Something I think about a lot is how to inject joy and beauty into the day-to-day. For as long as I can remember, this has been something I’ve tried to do and even more so in the past few years. I was listening to the Happy Place podcast this week and there was an episode (linked here!) with Brené Brown where her and Fearne Cotton, the host, were discussing the pursuit of happiness (among many other things) and from start to finish, the episode resonated with me. I’m already planning to listen to it again because it was that good, but I wanted to share a few ideas that really stood out to me.
I know this isn’t a new or revolutionary idea, we all know that most of life is lived in the ordinary moments of our days rather than the big “events” or milestones, but have you every really stopped and thought about what that means to you?
This sentiment rings true in all aspects of life: relationships, home decor, daily habits, weekend rituals, quiet moments, and busy days. All those seemingly ordinary moments deserve to be celebrated and romanticized a bit and I believe that makes them feel rich, full and well, overall just more appreciated!
I think sometimes we move through our days in self-preservation mode, just getting through and also worrying about what’s to come; while simultaneously trying not to get our hopes up about the big things not working out (again, especially right now!).
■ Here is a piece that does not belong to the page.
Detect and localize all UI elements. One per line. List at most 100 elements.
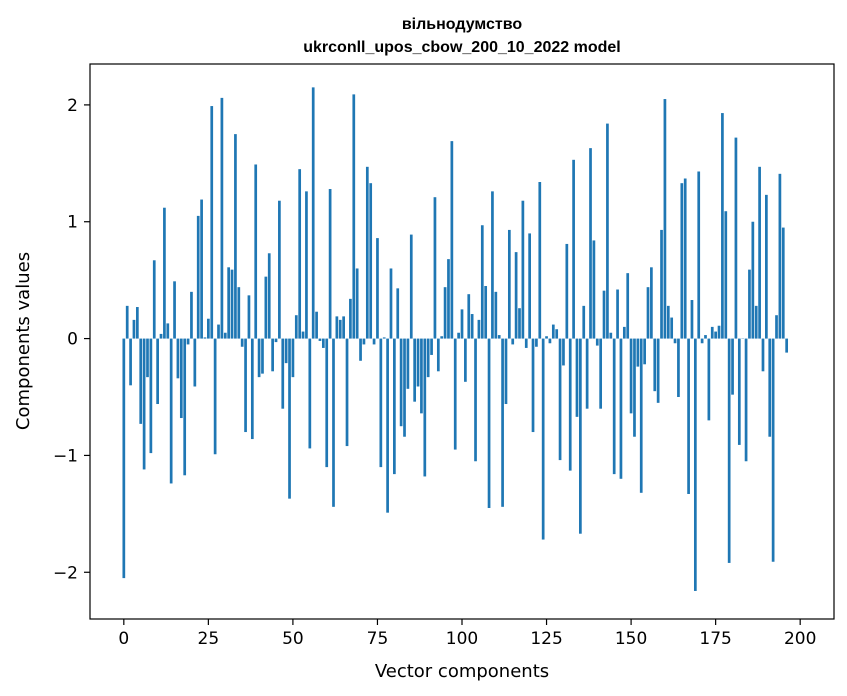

But it doesn’t have to be either/or. We don’t have to choose between the big moments and the small moments, we’re allowed to savour both! Another great quote from the podcast that really resonated with me, speaks to that sentiment. Brené Brown is speaking about a man she interviewed in researching one of her earlier books and she shared that he’s telling her about the death of his wife and in reflecting on that time of his life, he said…
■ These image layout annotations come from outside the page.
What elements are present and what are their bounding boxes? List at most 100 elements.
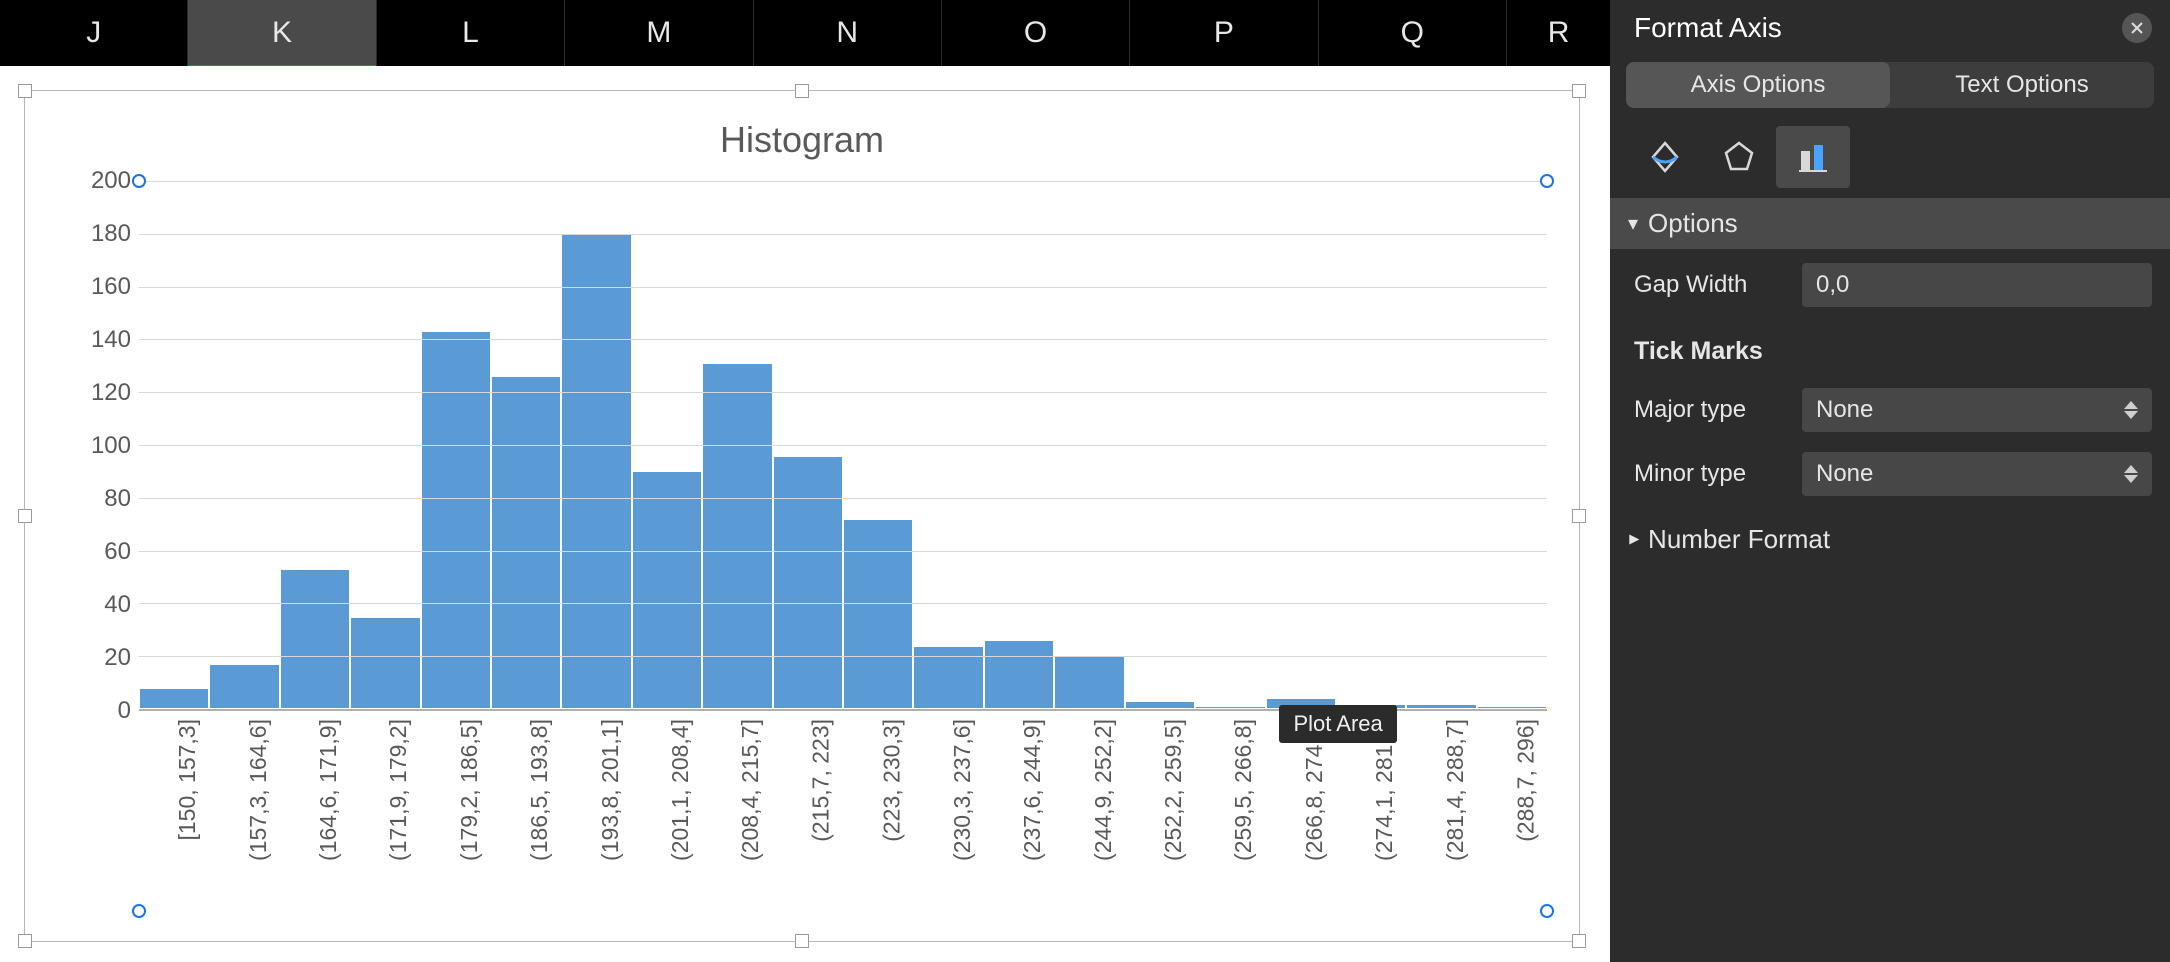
column-header-P[interactable]: P: [1130, 0, 1318, 66]
x-tick-label: (179,2, 186,5]: [456, 719, 483, 861]
x-tick-label: (164,6, 171,9]: [315, 719, 342, 861]
panel-close-button[interactable]: [2122, 13, 2152, 43]
x-tick-label: (244,9, 252,2]: [1089, 719, 1116, 861]
histogram-bar[interactable]: [1125, 701, 1195, 709]
x-tick-label: (208,4, 215,7]: [737, 719, 764, 861]
y-tick-label: 180: [91, 220, 131, 248]
histogram-bar[interactable]: [139, 688, 209, 709]
resize-handle-top-right[interactable]: [1572, 84, 1586, 98]
chart-y-axis[interactable]: 200180160140120100806040200: [67, 181, 139, 711]
resize-handle-top-left[interactable]: [18, 84, 32, 98]
histogram-bar[interactable]: [773, 456, 843, 709]
column-header-R[interactable]: R: [1507, 0, 1610, 66]
major-type-label: Major type: [1634, 396, 1784, 424]
column-header-L[interactable]: L: [377, 0, 565, 66]
chevron-right-icon: ▾: [1621, 534, 1646, 544]
worksheet-area[interactable]: Histogram 200180160140120100806040200 [1…: [0, 66, 1610, 962]
fill-line-icon[interactable]: [1628, 126, 1702, 188]
panel-tabs: Axis Options Text Options: [1626, 62, 2154, 108]
gridline: [139, 181, 1547, 182]
histogram-bar[interactable]: [561, 234, 631, 709]
histogram-bar[interactable]: [1406, 704, 1476, 709]
chevron-down-icon: ▾: [1628, 211, 1638, 236]
axis-options-icon[interactable]: [1776, 126, 1850, 188]
plot-handle-top-right[interactable]: [1540, 174, 1554, 188]
x-tick: (186,5, 193,8]: [491, 711, 561, 911]
y-tick-label: 20: [104, 644, 131, 672]
chart-plot-area[interactable]: [139, 181, 1547, 711]
tab-axis-options[interactable]: Axis Options: [1626, 62, 1890, 108]
section-number-format-label: Number Format: [1648, 524, 1830, 555]
x-tick: (230,3, 237,6]: [913, 711, 983, 911]
gap-width-label: Gap Width: [1634, 271, 1784, 299]
x-tick-label: (223, 230,3]: [878, 719, 905, 842]
plot-handle-bottom-right[interactable]: [1540, 904, 1554, 918]
x-tick-label: (193,8, 201,1]: [597, 719, 624, 861]
x-tick: (237,6, 244,9]: [984, 711, 1054, 911]
minor-type-select[interactable]: None: [1802, 452, 2152, 496]
histogram-bar[interactable]: [350, 617, 420, 709]
histogram-bar[interactable]: [1054, 656, 1124, 709]
x-tick: (223, 230,3]: [843, 711, 913, 911]
resize-handle-bottom-mid[interactable]: [795, 934, 809, 948]
x-tick-label: (186,5, 193,8]: [526, 719, 553, 861]
format-axis-panel: Format Axis Axis Options Text Options: [1610, 0, 2170, 962]
histogram-bar[interactable]: [1477, 706, 1547, 709]
x-tick-label: (215,7, 223]: [808, 719, 835, 842]
chart-frame[interactable]: Histogram 200180160140120100806040200 [1…: [37, 101, 1567, 931]
gridline: [139, 603, 1547, 604]
y-tick-label: 100: [91, 432, 131, 460]
y-tick-label: 80: [104, 485, 131, 513]
x-tick: (179,2, 186,5]: [421, 711, 491, 911]
histogram-bar[interactable]: [632, 471, 702, 709]
chart-object[interactable]: Histogram 200180160140120100806040200 [1…: [24, 90, 1580, 942]
x-tick-label: (157,3, 164,6]: [245, 719, 272, 861]
major-type-select[interactable]: None: [1802, 388, 2152, 432]
histogram-bar[interactable]: [280, 569, 350, 709]
plot-handle-top-left[interactable]: [132, 174, 146, 188]
histogram-bar[interactable]: [1195, 706, 1265, 709]
histogram-bar[interactable]: [421, 331, 491, 709]
gridline: [139, 339, 1547, 340]
histogram-bar[interactable]: [843, 519, 913, 709]
resize-handle-mid-right[interactable]: [1572, 509, 1586, 523]
tab-text-options[interactable]: Text Options: [1890, 62, 2154, 108]
gridline: [139, 551, 1547, 552]
gridline: [139, 234, 1547, 235]
x-tick: (252,2, 259,5]: [1125, 711, 1195, 911]
histogram-bar[interactable]: [984, 640, 1054, 709]
gap-width-input[interactable]: [1802, 263, 2152, 307]
column-header-K[interactable]: K: [188, 0, 376, 66]
x-tick-label: (252,2, 259,5]: [1160, 719, 1187, 861]
column-header-O[interactable]: O: [942, 0, 1130, 66]
x-tick-label: (230,3, 237,6]: [949, 719, 976, 861]
y-tick-label: 0: [118, 697, 131, 725]
effects-icon[interactable]: [1702, 126, 1776, 188]
plot-handle-bottom-left[interactable]: [132, 904, 146, 918]
x-tick: (244,9, 252,2]: [1054, 711, 1124, 911]
resize-handle-bottom-left[interactable]: [18, 934, 32, 948]
gridline: [139, 392, 1547, 393]
resize-handle-mid-left[interactable]: [18, 509, 32, 523]
section-number-format-header[interactable]: ▾ Number Format: [1610, 514, 2170, 565]
column-header-J[interactable]: J: [0, 0, 188, 66]
section-options-header[interactable]: ▾ Options: [1610, 198, 2170, 249]
column-header-M[interactable]: M: [565, 0, 753, 66]
x-tick: (215,7, 223]: [773, 711, 843, 911]
histogram-bar[interactable]: [913, 646, 983, 709]
histogram-bar[interactable]: [209, 664, 279, 709]
x-tick: (259,5, 266,8]: [1195, 711, 1265, 911]
x-tick: [150, 157,3]: [139, 711, 209, 911]
column-header-Q[interactable]: Q: [1319, 0, 1507, 66]
section-options-body: Gap Width Tick Marks Major type None Min…: [1610, 249, 2170, 500]
x-tick: (193,8, 201,1]: [561, 711, 631, 911]
chart-title[interactable]: Histogram: [37, 101, 1567, 171]
x-tick-label: (237,6, 244,9]: [1019, 719, 1046, 861]
resize-handle-bottom-right[interactable]: [1572, 934, 1586, 948]
histogram-bar[interactable]: [491, 376, 561, 709]
x-tick: (164,6, 171,9]: [280, 711, 350, 911]
x-tick: (208,4, 215,7]: [702, 711, 772, 911]
close-icon: [2130, 21, 2144, 35]
column-header-N[interactable]: N: [754, 0, 942, 66]
resize-handle-top-mid[interactable]: [795, 84, 809, 98]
Ouf! That part genuinely made me tear up. That instinct we all have to avoid being disappointed and feeling pain, is actually not helping us avoid disappointment at all. It’s just casting a shadow over the present.
In the therapy world, we call this mindfulness. Being in the present moment, savouring the things in front of us, noticing how something makes us feel. And more than ever, in this weird time when a lot of the usual “extraordinary” moments are a lot less available (travel, big get-togethers, etc.), I think it’s even more important than ever that we notice the beauty in the ordinary.
So buy the grocery store flowers, pause and take it in when you see light leaking into a room in that perfect way, put on a great playlist while you cook dinner, cuddle your person close, breathe deep on a winter walk; because those are truly the moments that matter and I think there’s a lot of joy and happiness that we’re leaving on the table because we don’t train our eyes to see it.